Crypto markets remain relatively young and behave differently than traditional assets, she added. In addition to supply and demand dynamics, crypto is highly impacted by regulation, market confidence, adoption and its underlying technology.
Frequent and abrupt evolutions in any of these areas — given the sector’s “infancy” — can be expected, and will affect liquidity and volumes, Polizu noted.
“General uneasiness about the crypto ecosystem and its risks and governance is still pervasive, and that’s not very conducive for high volumes of trading and involvement by the market at large,” she said.
Regulation is expected to play a major part in the fate of crypto market liquidity.
The landscape could worsen if the US regulatory posture toward crypto remains as hawkish as it is now, Grant said.
“At the same time, the international backdrop would be likely to improve if we continue to see a trend of leading financial hubs such as Hong Kong and Dubai pivot materially toward crypto,” he added. “[This creates] a further divide between the world that embraces a freer future for digital assets and one that has taken an increasingly acrimonious stance towards them.”
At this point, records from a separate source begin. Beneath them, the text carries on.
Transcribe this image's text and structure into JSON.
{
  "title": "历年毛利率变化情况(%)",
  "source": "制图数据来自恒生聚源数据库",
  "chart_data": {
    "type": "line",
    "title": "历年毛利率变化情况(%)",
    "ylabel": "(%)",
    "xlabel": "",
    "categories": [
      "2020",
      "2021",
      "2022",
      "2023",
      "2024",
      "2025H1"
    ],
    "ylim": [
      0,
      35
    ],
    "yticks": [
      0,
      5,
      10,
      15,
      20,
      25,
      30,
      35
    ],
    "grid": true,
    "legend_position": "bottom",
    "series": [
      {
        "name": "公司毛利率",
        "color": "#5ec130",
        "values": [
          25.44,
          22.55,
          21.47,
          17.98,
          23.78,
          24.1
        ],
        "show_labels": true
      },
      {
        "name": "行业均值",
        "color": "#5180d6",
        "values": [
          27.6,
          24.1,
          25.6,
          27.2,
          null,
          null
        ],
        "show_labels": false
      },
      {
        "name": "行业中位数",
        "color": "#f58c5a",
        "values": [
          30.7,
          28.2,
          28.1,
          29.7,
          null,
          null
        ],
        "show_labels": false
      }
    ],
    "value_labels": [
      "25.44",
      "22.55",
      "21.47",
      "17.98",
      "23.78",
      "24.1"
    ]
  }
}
Coinbase has sought to diversify its business geographically, for example, as it gets set for a potential legal battle with the SEC. The chief strategy officer at Binance — a company sued by the CFTC in March — said the lack of crypto regulations in the US makes it hard to do business in the country.
“We expect volumes and liquidity to improve, as exchanges push to expand overseas,” Galaxy’s Abebe said.
Butterfill said though the initial shock of exchange transaction fees had a big impact, he expects users to get used to it.
“We are already seeing a slow recovery despite daily volumes remaining well below the year average,” he explained. Furthermore, as the US Federal Reserve begins cutting rates, the US dollar is likely to weaken and in turn will improve the attractiveness of bitcoin, likely leading to great trading activity.”
The Fed raised the federal funds rate by 25 basis points earlier this month — down from 0.5% and 0.75% rate increases seen throughout much of 2022. Chair Jerome Powell said the Fed would be “prepared to do more” if necessary.